VideoScore
Property | Value |
---|---|
Parameter Count | 8.27B |
License | Apache 2.0 |
Paper | arXiv:2406.15252 |
Base Model | Mantis-8B-Idefics2 |
Tensor Type | BF16 |
What is VideoScore?
VideoScore is an advanced video quality evaluation model developed by TIGER-Lab that aims to simulate human judgment in assessing video quality. Built on the Mantis-8B-Idefics2 architecture and trained on the VideoFeedback dataset, it evaluates videos across five crucial dimensions: visual quality, temporal consistency, dynamic degree, text-to-video alignment, and factual consistency.
Implementation Details
The model implements a regression-based approach to video evaluation, outputting scores from 1.0 to 4.0 for each evaluation aspect. It processes up to 16 frames per video and uses a sophisticated transformer architecture to analyze both visual and textual components.

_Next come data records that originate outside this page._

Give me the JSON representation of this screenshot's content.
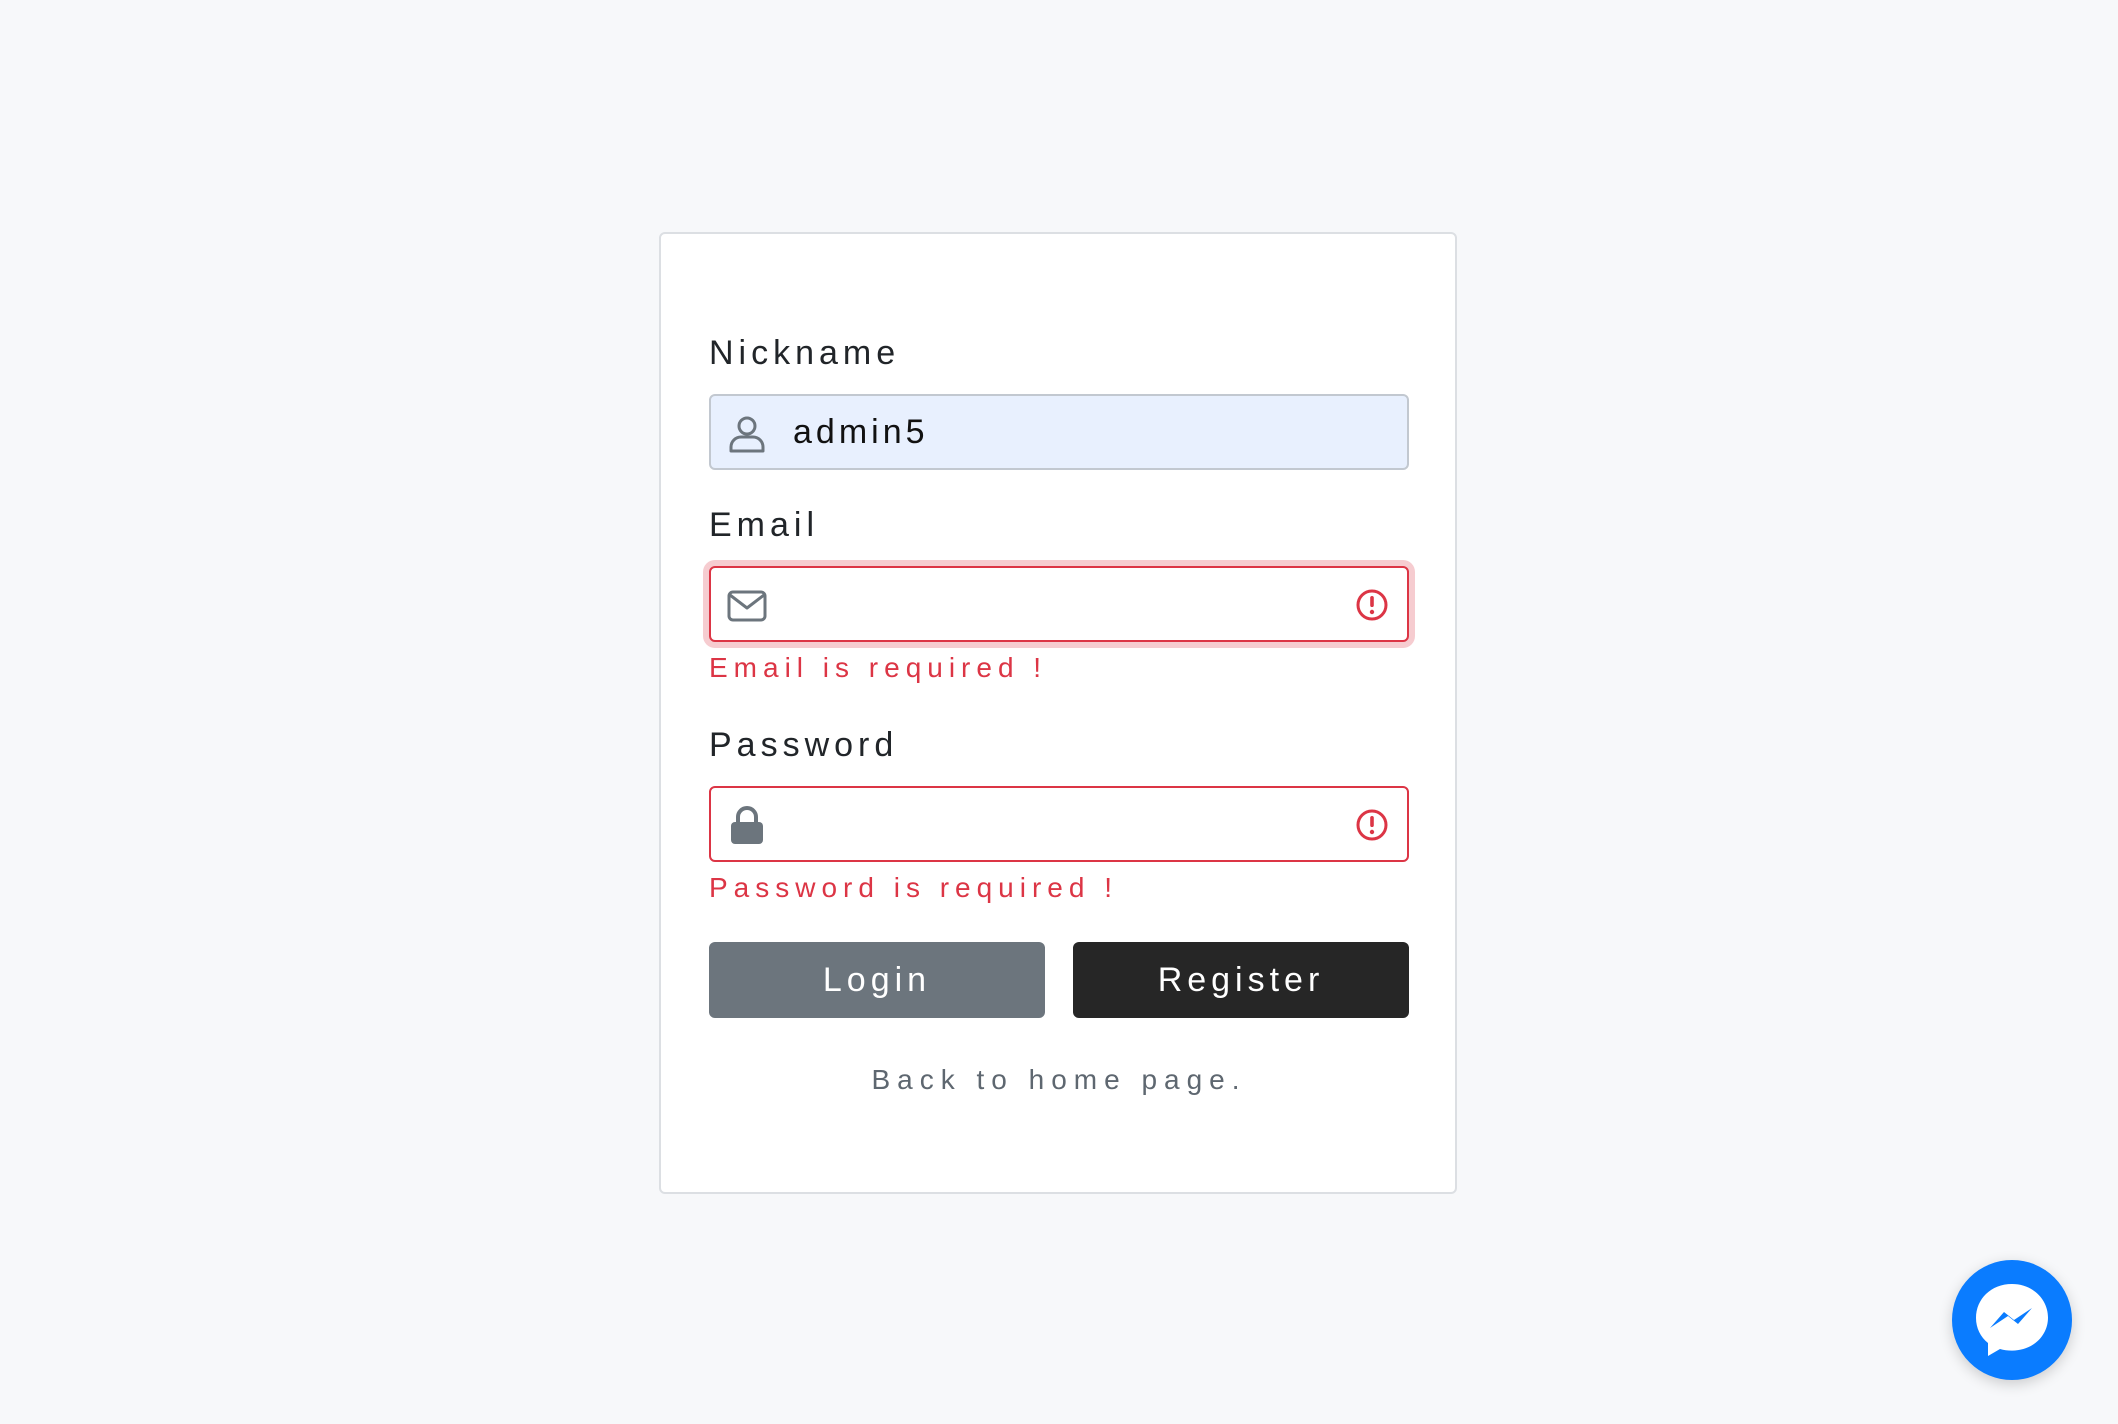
{
  "form": {
    "nickname": {
      "label": "Nickname",
      "value": "admin5",
      "icon": "user-icon"
    },
    "email": {
      "label": "Email",
      "value": "",
      "icon": "envelope-icon",
      "error": "Email is required !",
      "state": "invalid"
    },
    "password": {
      "label": "Password",
      "value": "",
      "icon": "lock-icon",
      "error": "Password is required !",
      "state": "invalid"
    },
    "buttons": {
      "login": "Login",
      "register": "Register"
    },
    "back_link": "Back to home page."
  },
  "chat_widget": {
    "icon": "messenger-icon",
    "color": "#0a7cff"
  },
  "colors": {
    "error": "#dc3545",
    "login_button": "#6c757d",
    "register_button": "#262626",
    "autofill_bg": "#e8f0fe"
  }
}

- Achieves 75+ Spearman correlation with human evaluations
- Outperforms existing MLLM-prompting methods and feature-based metrics
- Supports multiple evaluation benchmarks including VideoEval-test, EvalCrafter, GenAI-Bench, and VBench
- Processes videos using PyAV for frame extraction and analysis
Core Capabilities
- Multi-dimensional video quality assessment across five key aspects
- Automated scoring system with human-like judgment capabilities
- Efficient processing of video frames with uniform sampling
- Integration with popular machine learning frameworks
- Support for both regression and generation-based evaluation approaches
Frequently Asked Questions
Q: What makes this model unique?
VideoScore's unique strength lies in its ability to provide comprehensive video quality evaluation across multiple dimensions while maintaining high correlation with human judgment. It's particularly notable for its state-of-the-art performance across various benchmarks and its ability to process both visual and textual components.
Q: What are the recommended use cases?
The model is ideal for evaluating AI-generated videos, assessing video quality in production pipelines, and conducting research in video generation and evaluation. It's particularly useful for tasks requiring objective quality metrics that align with human perception.